After a few weeks’ hiatus, a blank page is daunting.
Summer is tired. My sunflowers are reaching high, and my mid-summer flowers have succumbed to the head. The weeds are healthy.
The rabbits are fat. Many of my plants are missing; the rabbit salad bar has cost me hundreds of dollars over the last few years. Rabbits don’t like sedum. Rabbits don’t like hot pepper. I need to invest substantially in one or the other if I want brown-eyed Susans, lavender, hostas, or ten other types of tender perennials that I see in full bloom as I’m driving around town. I miss the fox family that lived on our property in 2012.

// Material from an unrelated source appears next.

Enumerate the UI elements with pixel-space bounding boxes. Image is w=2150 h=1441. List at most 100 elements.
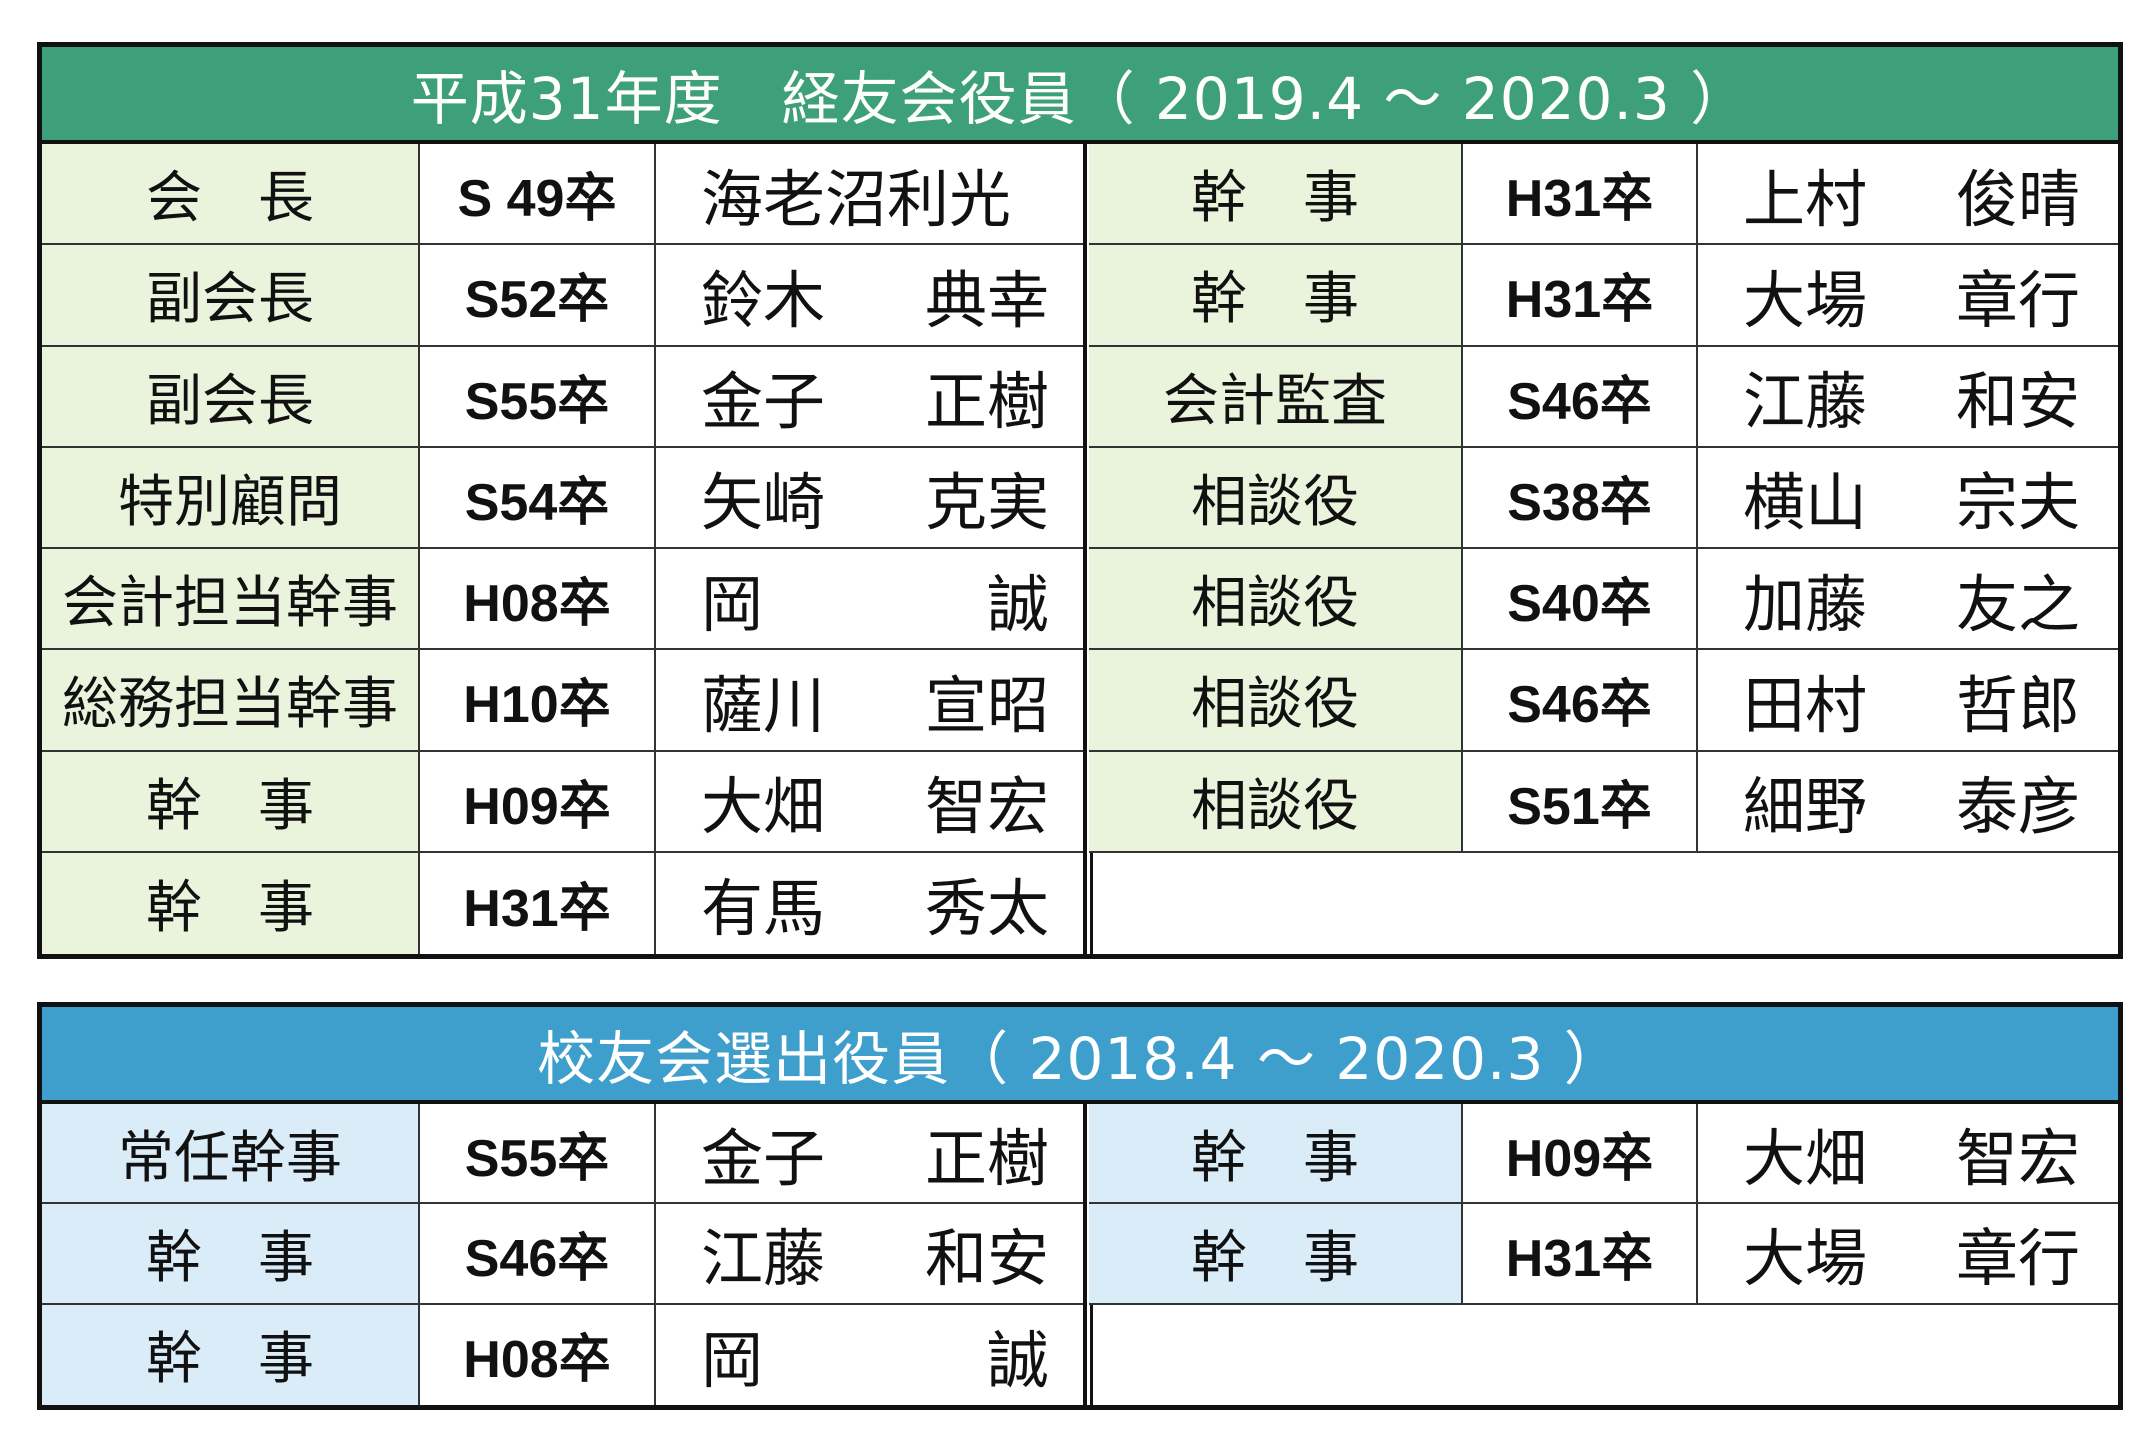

Many of the planned visits, travels, camps, events that I logged onto our summer calendar in January and February have passed. We have one more grand hurrah visit left for the summer with Bill’s sister and her family arriving next week. In the meantime, I’ve already turned to look at the empty squares on the fall, winter, and spring calendar, getting ready to start that planning exercise again.
The marching band started practicing this week at the nearby high school – a sure sign of cooler temperatures ahead. We’re stepping closer to that familiar life patter that fall brings with it. With 8th and 11th graders, there are five years remaining of that built-in fall to spring march.
We’ve had travels and visits so sweet that I’m in a bit of a rut, a melancholy lull, wandering this house that echoes at points where people gathered this summer. Those memories are anchored a bit with remnants – like sea glass, a little beach sand on the deck, and leftovers in the fridge.
Finally, three days after my brother and his family went home, I cleaned out the fridge, getting rid of small bits and pieces of old food. I smiled at the drink assortment in the fridge leftover from company in July and August – iced teas, sparkling waters, and one Dunkin’ Donuts iced coffee. I envision little faces of family and friends stamped on the sides, similar to the way Paul Newman’s salsa jars have his smiling mug.
Normally, we move all the non-Malcolm drinks to the basement beer fridge when company leaves. But I think I’ll let these unopened summer drinks linger haphazardly in the fridge. Seeing them keeps summer’s memories fresh.